To use this model for inference, you can load it from the Hugging Face Hub and pass preprocessed mel-spectrograms as input.

Example

import numpy as np
import tensorflow as tf
from huggingface_hub import hf_hub_download

# Download the model
model_path = hf_hub_download(repo_id="ranvir-not-found/vgg16-sda_gunshot-detection", filename="vgg16_model.keras")
model = tf.keras.models.load_model(model_path)

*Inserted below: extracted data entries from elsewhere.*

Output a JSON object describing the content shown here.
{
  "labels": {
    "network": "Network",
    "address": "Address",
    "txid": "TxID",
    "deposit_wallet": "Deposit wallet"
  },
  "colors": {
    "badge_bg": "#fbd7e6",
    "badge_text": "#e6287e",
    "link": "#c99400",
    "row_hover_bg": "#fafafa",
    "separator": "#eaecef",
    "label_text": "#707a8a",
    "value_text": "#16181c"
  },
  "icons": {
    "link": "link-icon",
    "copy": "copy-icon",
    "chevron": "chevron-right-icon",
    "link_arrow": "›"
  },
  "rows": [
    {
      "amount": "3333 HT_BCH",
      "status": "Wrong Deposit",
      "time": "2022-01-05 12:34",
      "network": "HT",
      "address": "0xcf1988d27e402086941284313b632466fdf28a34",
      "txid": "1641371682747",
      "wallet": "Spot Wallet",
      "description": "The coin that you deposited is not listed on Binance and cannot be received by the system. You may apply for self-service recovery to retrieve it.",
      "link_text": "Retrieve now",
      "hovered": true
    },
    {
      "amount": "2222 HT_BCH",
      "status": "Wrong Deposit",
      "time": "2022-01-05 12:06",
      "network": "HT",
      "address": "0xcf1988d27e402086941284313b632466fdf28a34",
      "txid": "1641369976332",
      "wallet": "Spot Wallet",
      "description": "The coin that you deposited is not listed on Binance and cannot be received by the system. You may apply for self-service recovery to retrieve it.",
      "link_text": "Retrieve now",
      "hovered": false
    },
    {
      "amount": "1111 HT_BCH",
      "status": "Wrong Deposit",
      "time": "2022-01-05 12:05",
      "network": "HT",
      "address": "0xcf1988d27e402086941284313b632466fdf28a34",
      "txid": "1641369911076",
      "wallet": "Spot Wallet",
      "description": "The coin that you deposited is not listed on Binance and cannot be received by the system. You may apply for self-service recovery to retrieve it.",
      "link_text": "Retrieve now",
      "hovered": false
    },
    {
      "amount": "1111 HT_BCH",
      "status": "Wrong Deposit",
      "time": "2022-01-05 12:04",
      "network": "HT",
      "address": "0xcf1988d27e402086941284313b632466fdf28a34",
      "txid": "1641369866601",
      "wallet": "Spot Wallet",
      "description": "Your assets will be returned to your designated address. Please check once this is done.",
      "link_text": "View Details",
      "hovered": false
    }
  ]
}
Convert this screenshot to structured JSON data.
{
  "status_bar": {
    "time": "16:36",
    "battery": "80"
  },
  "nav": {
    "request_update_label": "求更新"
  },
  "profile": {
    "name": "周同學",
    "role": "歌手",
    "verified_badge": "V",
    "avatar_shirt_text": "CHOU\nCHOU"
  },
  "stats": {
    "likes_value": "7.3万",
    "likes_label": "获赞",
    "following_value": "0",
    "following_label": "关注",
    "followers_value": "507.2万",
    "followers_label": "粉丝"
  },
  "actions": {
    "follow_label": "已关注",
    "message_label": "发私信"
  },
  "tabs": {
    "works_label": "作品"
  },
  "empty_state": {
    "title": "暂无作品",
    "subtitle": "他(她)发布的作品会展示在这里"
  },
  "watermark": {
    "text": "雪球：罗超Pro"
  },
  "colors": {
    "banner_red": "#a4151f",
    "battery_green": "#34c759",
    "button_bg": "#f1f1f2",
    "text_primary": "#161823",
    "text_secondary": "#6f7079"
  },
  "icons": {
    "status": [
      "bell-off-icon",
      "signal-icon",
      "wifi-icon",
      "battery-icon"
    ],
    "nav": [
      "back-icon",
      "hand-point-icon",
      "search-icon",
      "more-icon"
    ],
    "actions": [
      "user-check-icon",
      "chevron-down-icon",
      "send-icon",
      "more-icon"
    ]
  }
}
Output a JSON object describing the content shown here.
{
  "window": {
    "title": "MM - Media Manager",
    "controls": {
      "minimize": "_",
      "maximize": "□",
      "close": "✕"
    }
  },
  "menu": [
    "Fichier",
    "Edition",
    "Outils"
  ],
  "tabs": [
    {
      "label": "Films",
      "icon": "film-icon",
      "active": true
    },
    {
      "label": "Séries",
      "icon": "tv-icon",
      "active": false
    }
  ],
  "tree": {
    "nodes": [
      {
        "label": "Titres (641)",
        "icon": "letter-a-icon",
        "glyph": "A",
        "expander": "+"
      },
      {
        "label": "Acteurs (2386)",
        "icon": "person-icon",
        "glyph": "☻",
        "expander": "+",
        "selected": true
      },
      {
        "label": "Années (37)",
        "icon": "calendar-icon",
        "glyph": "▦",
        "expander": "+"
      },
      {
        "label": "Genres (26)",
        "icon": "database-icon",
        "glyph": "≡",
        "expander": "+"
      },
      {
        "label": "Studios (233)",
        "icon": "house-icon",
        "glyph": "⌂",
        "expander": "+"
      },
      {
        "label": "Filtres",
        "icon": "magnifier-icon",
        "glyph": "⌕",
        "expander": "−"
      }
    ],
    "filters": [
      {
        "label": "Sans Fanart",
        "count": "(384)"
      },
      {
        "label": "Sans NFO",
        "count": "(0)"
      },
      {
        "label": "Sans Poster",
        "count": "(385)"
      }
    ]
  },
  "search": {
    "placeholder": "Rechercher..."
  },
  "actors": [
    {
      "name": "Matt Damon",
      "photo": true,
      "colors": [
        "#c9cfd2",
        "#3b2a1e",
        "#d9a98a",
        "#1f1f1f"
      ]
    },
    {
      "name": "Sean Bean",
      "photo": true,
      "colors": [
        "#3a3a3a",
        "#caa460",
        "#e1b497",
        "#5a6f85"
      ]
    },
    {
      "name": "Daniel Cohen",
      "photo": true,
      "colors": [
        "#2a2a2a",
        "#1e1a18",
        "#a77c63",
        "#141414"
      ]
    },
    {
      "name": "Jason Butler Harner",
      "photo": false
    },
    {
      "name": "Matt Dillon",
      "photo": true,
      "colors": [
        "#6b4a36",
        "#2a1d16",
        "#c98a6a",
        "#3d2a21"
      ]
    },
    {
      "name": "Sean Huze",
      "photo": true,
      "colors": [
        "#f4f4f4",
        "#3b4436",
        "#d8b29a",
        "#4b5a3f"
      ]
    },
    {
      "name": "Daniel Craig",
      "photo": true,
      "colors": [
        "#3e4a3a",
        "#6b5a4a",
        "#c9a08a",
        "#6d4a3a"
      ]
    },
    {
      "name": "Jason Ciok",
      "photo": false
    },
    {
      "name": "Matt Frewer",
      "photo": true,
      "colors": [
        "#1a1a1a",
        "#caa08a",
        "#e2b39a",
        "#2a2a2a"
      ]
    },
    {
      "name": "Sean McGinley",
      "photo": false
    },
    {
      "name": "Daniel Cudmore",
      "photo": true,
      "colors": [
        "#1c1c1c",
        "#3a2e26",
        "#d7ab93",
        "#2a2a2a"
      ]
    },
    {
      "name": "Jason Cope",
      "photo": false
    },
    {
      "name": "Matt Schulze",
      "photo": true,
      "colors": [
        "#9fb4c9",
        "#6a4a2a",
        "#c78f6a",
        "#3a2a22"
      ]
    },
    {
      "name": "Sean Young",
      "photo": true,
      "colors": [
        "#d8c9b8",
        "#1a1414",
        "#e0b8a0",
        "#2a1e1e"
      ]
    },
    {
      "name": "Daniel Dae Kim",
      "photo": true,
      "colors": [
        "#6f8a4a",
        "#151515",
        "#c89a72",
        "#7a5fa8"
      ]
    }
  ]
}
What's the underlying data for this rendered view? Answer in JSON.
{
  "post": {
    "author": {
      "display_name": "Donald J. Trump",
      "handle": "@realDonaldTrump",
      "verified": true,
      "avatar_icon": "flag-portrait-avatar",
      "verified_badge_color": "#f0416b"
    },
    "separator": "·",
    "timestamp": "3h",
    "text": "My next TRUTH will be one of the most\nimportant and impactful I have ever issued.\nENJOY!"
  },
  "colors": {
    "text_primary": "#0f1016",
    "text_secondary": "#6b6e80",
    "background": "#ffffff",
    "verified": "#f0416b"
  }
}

# Function to load and preprocess .npy file
def load_and_preprocess_npy(file_path):
    mel_spectrogram = np.load(file_path)
    # Normalization
    spec_min = np.min(mel_spectrogram)
    spec_max = np.max(mel_spectrogram)
    if spec_max > spec_min:
        mel_spectrogram = 255 * (mel_spectrogram - spec_min) / (spec_max - spec_min)
    else:
        mel_spectrogram = np.zeros_like(mel_spectrogram)
    mel_spectrogram = mel_spectrogram.astype(np.float32)
    # Resize to 224x224
    mel = tf.image.resize(mel_spectrogram[..., np.newaxis], (224, 224))
    # Repeat to create 3 channels
    mel = tf.repeat(mel, 3, axis=-1)
    # Apply VGG-16 preprocessing
    mel = tf.keras.applications.vgg16.preprocess_input(mel)
    return mel

# Example usage
npy_path = "path/to/your/spectrogram.npy"
input_data = load_and_preprocess_npy(npy_path)
input_data = tf.expand_dims(input_data, axis=0)  # Add batch dimension
predictions = model.predict(input_data)
class_names = ['gunshot', 'background']
predicted_class = class_names[np.argmax(predictions[0])]
print(f"Predicted class: {predicted_class}, Probabilities: {predictions[0]}")

Evaluation

The model was evaluated on a validation set, and the following metrics were computed:

Confusion Matrix
ROC Curve
Precision-Recall Curve
Classification Report The evaluation results are saved in the evaluation_results directory. The model was optimized for recall on the 'gunshot' class.

For more details, please refer to the training script and logs.